One evening we were sitting around the campfire and I noticed one of the cooler’s handles was supported at an angle, rather than resting naturally parallel to the lid. Closer inspection revealed that one of the handle’s straps had somehow ended up pinched between the lid’s gasket and the cooler body, making it impossible for the lid’s gasket to seal properly. The straps are held in place with buckles that normally rest in recesses. I’ve since learned to pay attention to the buckles, and assure they rest in the recesses before the lid is closed. It’s become a habit to assure no objects are interfering with the gasket.


None of us considers a cooler, absent of moving parts, would require much thought. Experience has taught me otherwise. There’s more to a modern ice chest than meets the eye. 


For a recent fishing trip, I threw our largest cooler in the boat and stopped by a convenience store on the way to the lake to purchase a bag of ice. As I emptied the ice into the cooler, it occurred to me the ice was basically crushed ice instead of cubes that I was accustomed to purchasing. Realizing crushed ice would not last like good-sized cubes, I opted to purchase a second bag. By the end of the 92-degree day, I was pleased with my decision for the sake of protecting our catch.


I have concluded that when it comes to ice chests, we make many decisions that impact the cooler’s efficiency. We can place it in a continually shaded area or expose it to direct sunlight for hours! What we store in it impacts the longevity of ice. Aluminum cans get cold faster and stay cold easier, thus helping ice last longer than plastic bottles do. 


You will probably pay the price if you are cheap and expect one small bag of ice to last. We have found it beneficial to place a couple of bags of ice into the cooler 24 hours before a trip; drain the melted water; and top off the cooler with fresh ice before going into the wilderness for days.

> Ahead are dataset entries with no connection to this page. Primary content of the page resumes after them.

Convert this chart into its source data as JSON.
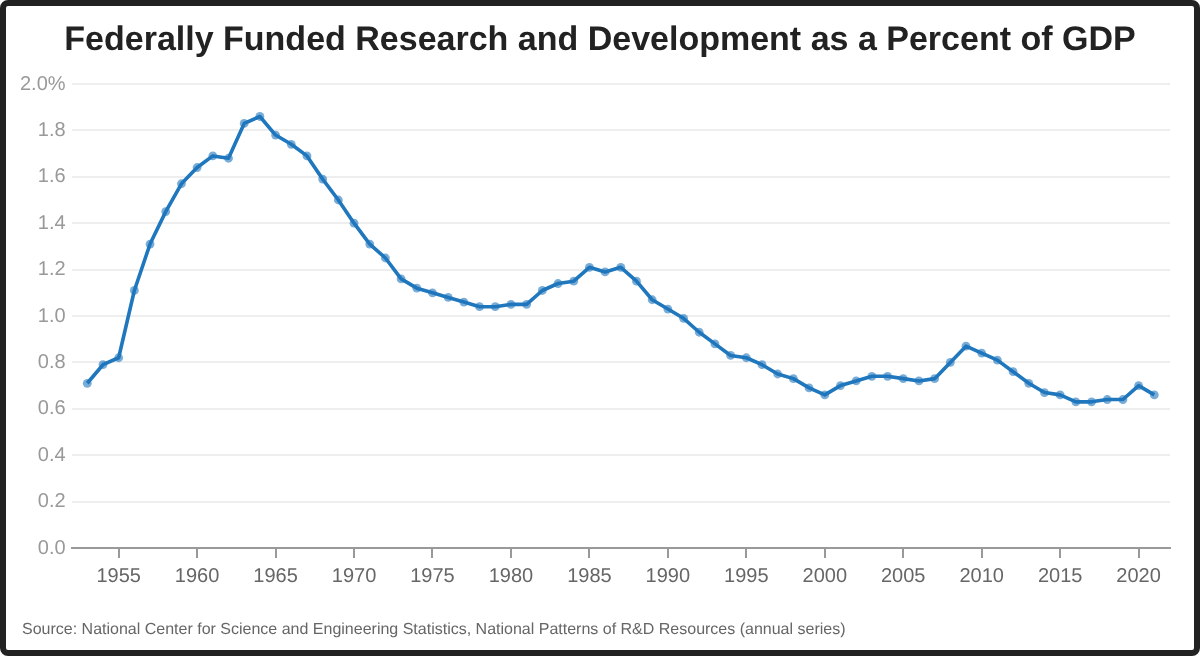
{
  "chart_data": {
    "type": "line",
    "title": "Federally Funded Research and Development as a Percent of GDP",
    "x": [
      1953,
      1954,
      1955,
      1956,
      1957,
      1958,
      1959,
      1960,
      1961,
      1962,
      1963,
      1964,
      1965,
      1966,
      1967,
      1968,
      1969,
      1970,
      1971,
      1972,
      1973,
      1974,
      1975,
      1976,
      1977,
      1978,
      1979,
      1980,
      1981,
      1982,
      1983,
      1984,
      1985,
      1986,
      1987,
      1988,
      1989,
      1990,
      1991,
      1992,
      1993,
      1994,
      1995,
      1996,
      1997,
      1998,
      1999,
      2000,
      2001,
      2002,
      2003,
      2004,
      2005,
      2006,
      2007,
      2008,
      2009,
      2010,
      2011,
      2012,
      2013,
      2014,
      2015,
      2016,
      2017,
      2018,
      2019,
      2020,
      2021
    ],
    "series": [
      {
        "color": "#1f77bd",
        "values": [
          0.71,
          0.79,
          0.82,
          1.11,
          1.31,
          1.45,
          1.57,
          1.64,
          1.69,
          1.68,
          1.83,
          1.86,
          1.78,
          1.74,
          1.69,
          1.59,
          1.5,
          1.4,
          1.31,
          1.25,
          1.16,
          1.12,
          1.1,
          1.08,
          1.06,
          1.04,
          1.04,
          1.05,
          1.05,
          1.11,
          1.14,
          1.15,
          1.21,
          1.19,
          1.21,
          1.15,
          1.07,
          1.03,
          0.99,
          0.93,
          0.88,
          0.83,
          0.82,
          0.79,
          0.75,
          0.73,
          0.69,
          0.66,
          0.7,
          0.72,
          0.74,
          0.74,
          0.73,
          0.72,
          0.73,
          0.8,
          0.87,
          0.84,
          0.81,
          0.76,
          0.71,
          0.67,
          0.66,
          0.63,
          0.63,
          0.64,
          0.64,
          0.7,
          0.66
        ]
      }
    ],
    "xlim": [
      1952,
      2022
    ],
    "xticks": [
      1955,
      1960,
      1965,
      1970,
      1975,
      1980,
      1985,
      1990,
      1995,
      2000,
      2005,
      2010,
      2015,
      2020
    ],
    "ylim": [
      0,
      2
    ],
    "yticks": [
      {
        "value": 0,
        "label": "0.0"
      },
      {
        "value": 0.2,
        "label": "0.2"
      },
      {
        "value": 0.4,
        "label": "0.4"
      },
      {
        "value": 0.6,
        "label": "0.6"
      },
      {
        "value": 0.8,
        "label": "0.8"
      },
      {
        "value": 1,
        "label": "1.0"
      },
      {
        "value": 1.2,
        "label": "1.2"
      },
      {
        "value": 1.4,
        "label": "1.4"
      },
      {
        "value": 1.6,
        "label": "1.6"
      },
      {
        "value": 1.8,
        "label": "1.8"
      },
      {
        "value": 2,
        "label": "2.0%"
      }
    ],
    "grid": "y",
    "legend": false,
    "marker": "circle",
    "line_style": "solid",
    "annotations": [
      "Source: National Center for Science and Engineering Statistics, National Patterns of R&D Resources (annual series)"
    ]
  }
}
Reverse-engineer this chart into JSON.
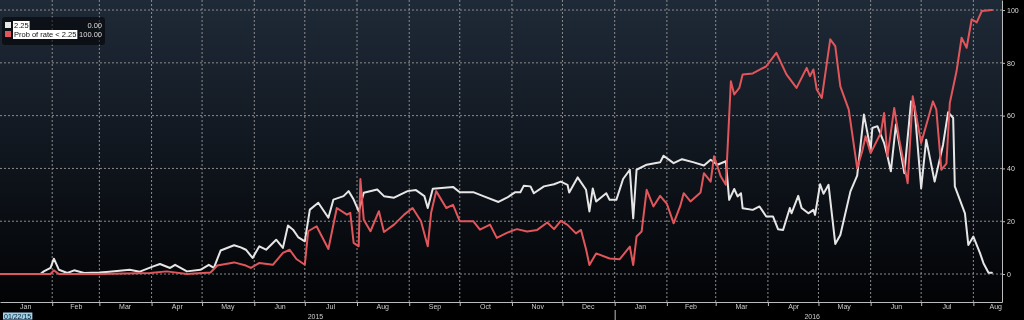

Frozen meat acts as a large block of ice and helps ice last longer than a pre-thawed steak or all those freshly caught fish we add. Obviously, our ice chests must serve specific needs at particular times, but I’m pointing out we sometimes expect too much of our equipment. We underestimate the impact we can have on such a simple item. 


Bear activity around campsites has been on the rise in New York again this summer. And, scientists have known for decades that a bloodhound’s sense of smell is 1,000 times better than a human’s, so we humans who spend any real time in wilderness must appreciate that a bear’s nose is considered seven times better than that of a bloodhound. It’s little wonder the “bear-proof” claims are so readily bantered about in advertisements. 


Outdoorsmen are, however, kidding themselves if they don’t realize even a small black bear can tear the bungy cables that hold a cooler’s lid closed. While the modern plastic material is amazing, it is the addition of a non-included padlock that truly enables the ice chest to live up to its bear-proof moniker. 


Every modern, high-tech cooler I’ve investigated includes at least one insertion hole through which a padlock’s shackle is intended to be clasped. 


Bears do not only smell food. When in the wilderness, consider placing toothpaste, deodorant, soap, and even fishing worms inside your modern cooler before clasping that added padlock.